Cat From The Mat

Let Freedom Be

It’s the first day of attending a Living Compassion seminar with my local Nonviolent Communication cohorts. I’m sitting front row and center, excited to learn about what I don’t know that I don’t know.  I want to get the “it” there is to get.  

As the session begins, I notice that there are two ongoing loud sounds from the back of the room.   My judgmental mind immediately jumps into the all too familiar terrain of “something’s wrong,” wanting to do change it.  The culprits: two struggling air conditioners. My thinking is that by fixing the issue at hand, I am honoring my need for self-care as well as care for others, since I believe that this racket is distracting to the whole room.  But no one else seems to be as bothered as I am.  The reality is that there’s nothing to be done, but to sit with my discomfort.

Cut to…Day Three.  I am in the same chilly room, with noisy ACs going on and off at whim.  And I no longer hear the relentless din.  When I do focus on it, I am now amused.  I imagine that there are two distinct birds singing back and forth to one another.  So what has happened?  How is it that I am finding ease in the previous annoyance?  What immeasurable steps brought me peace of mind?

My brain is quick to try to figure out every experience that I encounter.  I’m well versed in connecting my feelings to their associated deeper needs.  However, I’m not so patient pausing in that space between experiencing feelings/needs and naming them.  I tend to quickly define my experience then leap into the next stage of taking subsequent action.  This process of slowing down is one way to connect my human being to my human doing.  It’s so simple, yet not easy. 

The ‘it” that I ended up receiving in the weekend intensive was an unexpected inner calmness.  Since then, I have been enjoying ease within my immediate, habitual doer-ship.  When I think that I am stuck behind the slowest person at the grocery store, I first acknowledge and feel my frustration without making it wrong.  I then practice agency…whether to be okay with the leisurely pace or to change to another queue.  If I skip over the preliminary step of pausing to first feel, then I might not shift my relationship to the experience.   There’s no expansion when I get stuck in the contraction of my judgments.

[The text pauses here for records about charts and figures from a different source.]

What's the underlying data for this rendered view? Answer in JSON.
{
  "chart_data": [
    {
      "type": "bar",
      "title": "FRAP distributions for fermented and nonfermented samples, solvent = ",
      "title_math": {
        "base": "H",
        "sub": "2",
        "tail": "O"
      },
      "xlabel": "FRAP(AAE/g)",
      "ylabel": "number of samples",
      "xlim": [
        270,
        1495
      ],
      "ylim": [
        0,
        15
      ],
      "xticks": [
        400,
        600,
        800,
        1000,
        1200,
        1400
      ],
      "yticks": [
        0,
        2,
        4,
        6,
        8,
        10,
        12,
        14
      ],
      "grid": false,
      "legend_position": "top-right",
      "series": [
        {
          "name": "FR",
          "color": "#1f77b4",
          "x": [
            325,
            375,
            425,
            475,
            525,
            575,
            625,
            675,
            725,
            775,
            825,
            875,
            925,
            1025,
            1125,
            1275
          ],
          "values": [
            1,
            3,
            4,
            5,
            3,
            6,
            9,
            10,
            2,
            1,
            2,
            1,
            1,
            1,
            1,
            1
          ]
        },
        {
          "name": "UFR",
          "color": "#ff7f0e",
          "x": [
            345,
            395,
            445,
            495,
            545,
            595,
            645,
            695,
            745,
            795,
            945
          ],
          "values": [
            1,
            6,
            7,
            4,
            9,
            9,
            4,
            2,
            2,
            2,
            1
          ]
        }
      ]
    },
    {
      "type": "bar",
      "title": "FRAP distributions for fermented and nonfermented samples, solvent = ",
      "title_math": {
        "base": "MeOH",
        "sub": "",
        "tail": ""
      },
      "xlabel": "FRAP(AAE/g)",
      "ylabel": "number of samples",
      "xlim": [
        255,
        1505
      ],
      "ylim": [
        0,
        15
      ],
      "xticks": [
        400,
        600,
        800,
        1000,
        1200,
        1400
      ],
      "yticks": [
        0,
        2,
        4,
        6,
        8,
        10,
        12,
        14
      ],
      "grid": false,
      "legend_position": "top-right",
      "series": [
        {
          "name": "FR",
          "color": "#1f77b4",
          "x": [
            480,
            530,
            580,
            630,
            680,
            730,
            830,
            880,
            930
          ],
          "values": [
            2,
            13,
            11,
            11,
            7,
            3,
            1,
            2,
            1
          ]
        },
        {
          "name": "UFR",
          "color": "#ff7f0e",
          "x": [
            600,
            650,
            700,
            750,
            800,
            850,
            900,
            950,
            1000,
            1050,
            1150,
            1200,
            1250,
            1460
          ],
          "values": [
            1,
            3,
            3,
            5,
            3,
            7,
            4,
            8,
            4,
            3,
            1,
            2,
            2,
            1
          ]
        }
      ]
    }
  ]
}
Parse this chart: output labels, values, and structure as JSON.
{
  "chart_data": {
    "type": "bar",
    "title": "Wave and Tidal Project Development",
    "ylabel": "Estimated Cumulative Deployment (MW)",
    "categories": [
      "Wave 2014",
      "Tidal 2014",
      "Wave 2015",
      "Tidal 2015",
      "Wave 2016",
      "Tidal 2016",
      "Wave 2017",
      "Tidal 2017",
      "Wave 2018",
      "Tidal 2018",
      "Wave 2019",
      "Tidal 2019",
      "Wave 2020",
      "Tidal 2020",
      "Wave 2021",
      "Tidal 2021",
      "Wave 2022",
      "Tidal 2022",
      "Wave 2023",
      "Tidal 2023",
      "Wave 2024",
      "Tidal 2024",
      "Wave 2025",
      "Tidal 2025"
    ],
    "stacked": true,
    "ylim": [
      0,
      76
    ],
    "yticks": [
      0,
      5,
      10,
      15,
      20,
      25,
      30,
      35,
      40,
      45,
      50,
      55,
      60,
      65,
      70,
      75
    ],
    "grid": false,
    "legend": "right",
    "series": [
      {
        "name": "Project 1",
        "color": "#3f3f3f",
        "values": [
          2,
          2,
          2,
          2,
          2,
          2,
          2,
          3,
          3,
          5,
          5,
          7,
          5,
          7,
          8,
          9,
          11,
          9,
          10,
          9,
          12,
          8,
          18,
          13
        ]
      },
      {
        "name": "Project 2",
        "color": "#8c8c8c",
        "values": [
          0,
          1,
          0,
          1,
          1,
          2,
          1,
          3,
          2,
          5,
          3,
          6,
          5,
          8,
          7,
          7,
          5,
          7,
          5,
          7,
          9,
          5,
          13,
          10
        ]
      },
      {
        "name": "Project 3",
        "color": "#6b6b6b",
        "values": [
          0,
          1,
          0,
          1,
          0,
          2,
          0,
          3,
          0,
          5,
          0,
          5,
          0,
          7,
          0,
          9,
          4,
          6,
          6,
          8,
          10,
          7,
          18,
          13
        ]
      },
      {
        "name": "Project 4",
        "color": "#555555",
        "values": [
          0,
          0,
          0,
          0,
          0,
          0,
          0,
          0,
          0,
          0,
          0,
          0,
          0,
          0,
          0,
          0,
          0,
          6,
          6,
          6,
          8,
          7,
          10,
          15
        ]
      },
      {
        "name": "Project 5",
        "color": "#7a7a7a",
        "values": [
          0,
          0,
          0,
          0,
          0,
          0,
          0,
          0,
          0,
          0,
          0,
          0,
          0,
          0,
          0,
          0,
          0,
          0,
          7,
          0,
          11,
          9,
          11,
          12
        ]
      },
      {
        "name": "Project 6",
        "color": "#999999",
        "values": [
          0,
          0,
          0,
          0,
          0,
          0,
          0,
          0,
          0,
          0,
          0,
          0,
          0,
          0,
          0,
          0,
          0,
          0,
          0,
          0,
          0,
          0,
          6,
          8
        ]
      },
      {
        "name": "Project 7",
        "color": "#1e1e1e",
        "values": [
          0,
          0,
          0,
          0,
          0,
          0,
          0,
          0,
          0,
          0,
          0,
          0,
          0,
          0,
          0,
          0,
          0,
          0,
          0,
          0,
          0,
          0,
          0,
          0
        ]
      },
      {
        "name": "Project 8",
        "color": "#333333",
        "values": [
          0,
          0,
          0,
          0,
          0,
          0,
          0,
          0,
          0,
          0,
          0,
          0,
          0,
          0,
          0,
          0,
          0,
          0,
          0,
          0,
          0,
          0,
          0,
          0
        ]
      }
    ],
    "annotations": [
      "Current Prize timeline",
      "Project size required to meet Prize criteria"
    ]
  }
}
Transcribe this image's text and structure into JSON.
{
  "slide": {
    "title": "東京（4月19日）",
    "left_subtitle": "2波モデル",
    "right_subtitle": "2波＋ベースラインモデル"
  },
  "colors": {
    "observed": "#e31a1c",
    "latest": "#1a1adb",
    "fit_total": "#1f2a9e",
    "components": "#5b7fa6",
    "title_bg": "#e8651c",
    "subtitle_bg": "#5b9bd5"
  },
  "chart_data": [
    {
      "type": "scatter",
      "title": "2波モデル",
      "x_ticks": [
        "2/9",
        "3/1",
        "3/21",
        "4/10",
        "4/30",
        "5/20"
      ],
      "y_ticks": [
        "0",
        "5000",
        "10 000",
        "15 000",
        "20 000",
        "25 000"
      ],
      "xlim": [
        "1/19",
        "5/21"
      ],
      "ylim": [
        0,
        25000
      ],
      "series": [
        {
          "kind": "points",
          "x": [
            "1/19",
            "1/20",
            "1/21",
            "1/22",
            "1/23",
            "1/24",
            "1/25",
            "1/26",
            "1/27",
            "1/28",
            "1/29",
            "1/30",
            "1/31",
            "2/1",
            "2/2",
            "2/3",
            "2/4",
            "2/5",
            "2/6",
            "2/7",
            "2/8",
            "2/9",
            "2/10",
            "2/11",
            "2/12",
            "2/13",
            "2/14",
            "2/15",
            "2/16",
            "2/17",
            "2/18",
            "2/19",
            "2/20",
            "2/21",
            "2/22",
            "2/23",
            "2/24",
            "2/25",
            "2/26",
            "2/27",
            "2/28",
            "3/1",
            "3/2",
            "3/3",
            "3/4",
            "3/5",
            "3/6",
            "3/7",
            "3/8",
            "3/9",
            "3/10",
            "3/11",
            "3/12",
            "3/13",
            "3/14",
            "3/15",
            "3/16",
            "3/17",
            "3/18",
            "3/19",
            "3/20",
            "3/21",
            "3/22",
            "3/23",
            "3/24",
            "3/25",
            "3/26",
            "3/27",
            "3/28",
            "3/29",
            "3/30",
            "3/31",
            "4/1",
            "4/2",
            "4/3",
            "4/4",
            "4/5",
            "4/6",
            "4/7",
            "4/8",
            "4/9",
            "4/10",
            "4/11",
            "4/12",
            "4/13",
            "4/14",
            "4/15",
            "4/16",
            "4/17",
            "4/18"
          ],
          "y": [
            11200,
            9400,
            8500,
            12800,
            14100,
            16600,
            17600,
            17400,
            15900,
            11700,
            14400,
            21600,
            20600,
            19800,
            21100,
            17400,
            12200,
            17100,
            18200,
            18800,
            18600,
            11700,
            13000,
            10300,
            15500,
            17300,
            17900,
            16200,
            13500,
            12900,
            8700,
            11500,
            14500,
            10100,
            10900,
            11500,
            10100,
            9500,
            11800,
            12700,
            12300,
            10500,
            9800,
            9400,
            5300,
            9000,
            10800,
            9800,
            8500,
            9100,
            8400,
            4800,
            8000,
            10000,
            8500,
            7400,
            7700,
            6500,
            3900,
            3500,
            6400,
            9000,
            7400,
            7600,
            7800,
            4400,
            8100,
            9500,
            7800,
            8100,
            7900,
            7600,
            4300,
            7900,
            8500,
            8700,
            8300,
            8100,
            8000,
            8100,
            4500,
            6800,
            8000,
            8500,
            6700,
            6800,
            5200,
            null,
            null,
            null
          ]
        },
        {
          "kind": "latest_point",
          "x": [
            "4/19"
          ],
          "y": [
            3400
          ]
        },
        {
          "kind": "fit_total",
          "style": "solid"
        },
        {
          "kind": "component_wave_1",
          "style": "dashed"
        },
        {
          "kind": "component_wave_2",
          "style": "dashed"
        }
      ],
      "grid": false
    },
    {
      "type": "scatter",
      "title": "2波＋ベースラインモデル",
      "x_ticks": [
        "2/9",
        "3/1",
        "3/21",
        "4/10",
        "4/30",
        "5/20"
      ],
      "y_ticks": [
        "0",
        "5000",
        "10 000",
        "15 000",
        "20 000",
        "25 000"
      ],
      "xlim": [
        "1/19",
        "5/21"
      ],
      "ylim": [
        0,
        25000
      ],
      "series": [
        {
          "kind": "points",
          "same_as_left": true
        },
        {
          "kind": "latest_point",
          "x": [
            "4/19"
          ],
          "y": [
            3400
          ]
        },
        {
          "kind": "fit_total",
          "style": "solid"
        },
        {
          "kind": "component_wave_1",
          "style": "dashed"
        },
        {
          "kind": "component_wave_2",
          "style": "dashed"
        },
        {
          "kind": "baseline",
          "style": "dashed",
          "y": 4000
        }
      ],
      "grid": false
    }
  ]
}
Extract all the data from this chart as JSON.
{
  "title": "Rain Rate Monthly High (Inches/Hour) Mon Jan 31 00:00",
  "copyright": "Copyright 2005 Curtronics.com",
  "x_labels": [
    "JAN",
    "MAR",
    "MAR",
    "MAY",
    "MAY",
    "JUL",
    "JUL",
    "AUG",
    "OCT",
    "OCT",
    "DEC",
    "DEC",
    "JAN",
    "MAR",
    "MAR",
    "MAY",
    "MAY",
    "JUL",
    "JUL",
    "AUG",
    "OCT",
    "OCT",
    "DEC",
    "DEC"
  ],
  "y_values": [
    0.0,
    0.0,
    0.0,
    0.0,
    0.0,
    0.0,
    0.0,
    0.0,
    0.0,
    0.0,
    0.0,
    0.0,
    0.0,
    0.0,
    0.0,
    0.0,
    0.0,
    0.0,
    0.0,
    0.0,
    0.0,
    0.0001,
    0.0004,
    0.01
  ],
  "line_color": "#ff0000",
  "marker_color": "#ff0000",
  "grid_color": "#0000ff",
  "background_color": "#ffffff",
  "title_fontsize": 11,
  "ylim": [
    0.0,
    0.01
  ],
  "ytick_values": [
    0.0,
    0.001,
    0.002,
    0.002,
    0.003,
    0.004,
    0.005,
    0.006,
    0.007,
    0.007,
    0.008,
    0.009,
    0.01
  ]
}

What if I could make room for everything to be as is, without having to edit it?  What if the obstacle was the path itself?  Welcome any irritant as an invitation.  This endeavor is anything but complacent.   This is also my current inner approach to self-care. 

Self-sovereignty, not anxious tyranny, is where the rubber meets the road.  May your month of July be full of hosting moments to observe acceptance of self.  Inner freedom might be most liberating event you’ll ever celebrate!